-¿Y qué hay en Buenos Aires en estos días que me puedas recomendar?- le pregunté al joven botones del hotel mientras me arrastraba la maleta por el pasillo.
La pregunta era más bien retórica, para romper el hielo. De esas preguntas que uno hace porque el silencio puede volverse más incómodo que el verbo, cuando quedarse callado da aún más vergüenza que decir cualquier tontería. Pero al joven porteño con pinta de sueco se le iluminaron los ojos, se le pusieron aún más claros, se ancló en el medio de la alfombra, tragó grueso y me contó:
-Conozco de un lugar por el barrio de Flores donde un fotógrafo loco tiene en su casa una reproducción de Buenos Aires idéntica a la real pero chica. Se puede visitar, gratis, pero de uno en uno.
En un instante mágico me contó el botones –mientras me ensañaba el cuarto y cómo utilizar la caja fuerte- sobre un mito urbano del que yo había leído en un libro de Ricardo Piglia. El de un artista loco, ermitaño, que se ha dado a la tarea durante años de reproducir la ciudad en escala mínima. Están todas las calles, cada monumento, cada árbol, cada niño que se columpia. Dicen que cada vez que un barrio crece o se anega no es porque lo hace en la realidad, sino porque así ha ocurrido en el salón de la casa del artista.
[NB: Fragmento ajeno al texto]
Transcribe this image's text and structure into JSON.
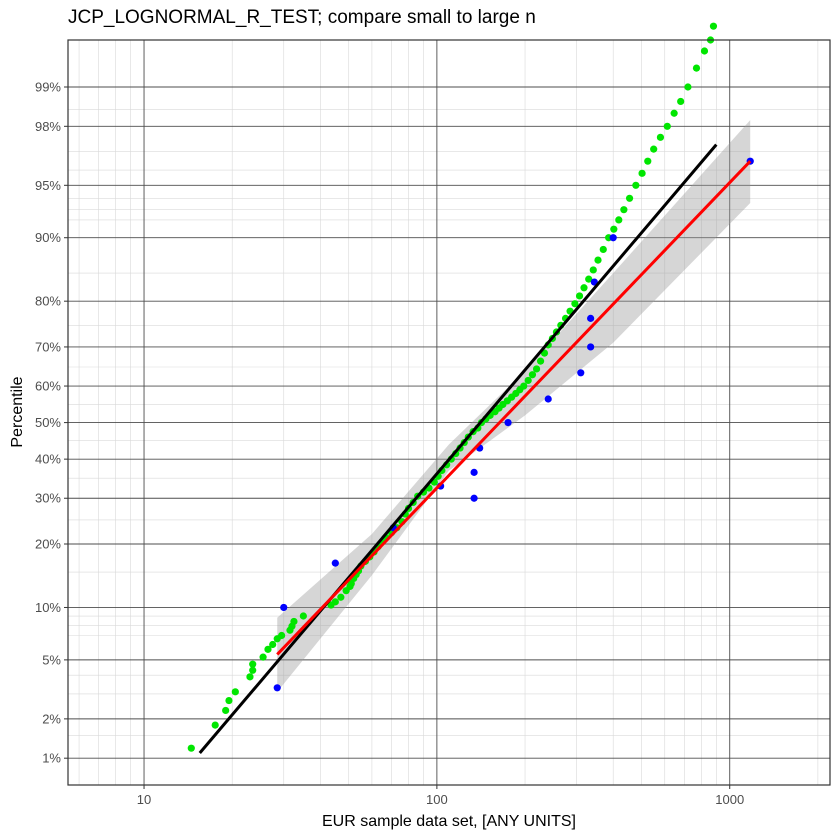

La realidad es la maqueta, la que nosotros vivimos es la imaginaria que intenta imitarla. Cada vez que algún accidente ocurre es porque los dedos temblorosos del fotógrafo hacen tropezar un auto con otro, su codo se lleva por delante una azotea, su aliento de hombre cansado hace tambalear un semáforo.
No fui jamás a la casa de Flores para ver la otra ciudad. No tuve tiempo, por no decir que no me atreví. Pero tampoco fueron pocas las veces que al caer la tarde me fui caminando sin mapas y a la deriva: “llévame a un lugar fantástico en el que no haya estado”, le pedía al fotógrafo. Y me imaginaba al amigo que con punta de uñas me tomaba por la parte de arriba de la chaqueta y me iba llevando a su capricho –y sin decepcionarme jamás- por calles, edificios, plazas. Se le ocurrió al tipo ponerme al muñequito a buen resguardo dentro de una zapatería aquel día que cayó una de las tormentas más violentas que haya visto nunca. Una tempestad que durante dos horas hizo colapsar al subterráneo, inundó las avenidas, hacía caer decilitros de agua horizontalmente sobre la ciudad. Veía semejante palo de agua caer sobre Buenos Aires y me imaginaba que en, en la realidad, dentro del salón donde yacía la verdadera ciudad se habían roto las tuberías del techo, que algo se había descontrolado en la casa del artista y la maqueta se le estaba inundando.
El día que me fui de Argentina pensé de nuevo en la maqueta. La recordé con cierto vértigo pero también con un ápice de tristeza. Imaginé al fotógrafo de Flores sacándome de su obra haciendo una pinza con su pulgar y su índice sobre mi cuello. Sentí cómo me sacaba al muñeco de escena y a través de un túnel que comunica ciudades a escala se lo entregaba a otro fotógrafo loco que tiene también su ciudad microscópica en los sótanos de un ministerio público de Caracas. Un fotógrafo criollo desquiciado, que con pintura de uñas roja se dedica ahora a pintar paredes, a escribir pensamientos delirantes en las vallas, que gusta de armar trifulcas entre sus muñequitos, que juega como un niño cruel a la guerra, para que las figuritas se maten con pequeñas pistolas y metrallas. Hace rato que no recoge las migas de pan que salpican desde su boca la ciudad. Hace ya décadas que se olvidó de pasarle un trapito a la urbe miniatura a la que usa más bien como cenicero. Se divierte viendo cómo las cenizas del cigarrillo llueven como hojuelas metálicas sobre su obra.
Y así se le van pasando los días. Hasta que su propia desidia acabe por aplastarlo, por hacer colapsar su ministerio miniatura con todo lo que habita dentro, incluyéndolo a él mismo. O hasta que uno de los visitantes, de esos que también aquí deben entrar de uno en uno, se le ocurra secuestrar la maqueta, llevársela a su casa que de seguro será un lugar más luminoso. A partir de las ruinas –casi lo puedo adivinar avocado sobre la obra tras una lupa con la misma expresión radiante del botones bonaerense- se amparará bajo una locura mucho más noble para levantar (levantarnos, quiero pensar) sobre el viejo trazado una nueva ciudad más amable con nuevas calles, otros monumentos, árboles que retoñan, niños sin miedo que se columpian. Eso sí, que al Ávila no nos lo toque.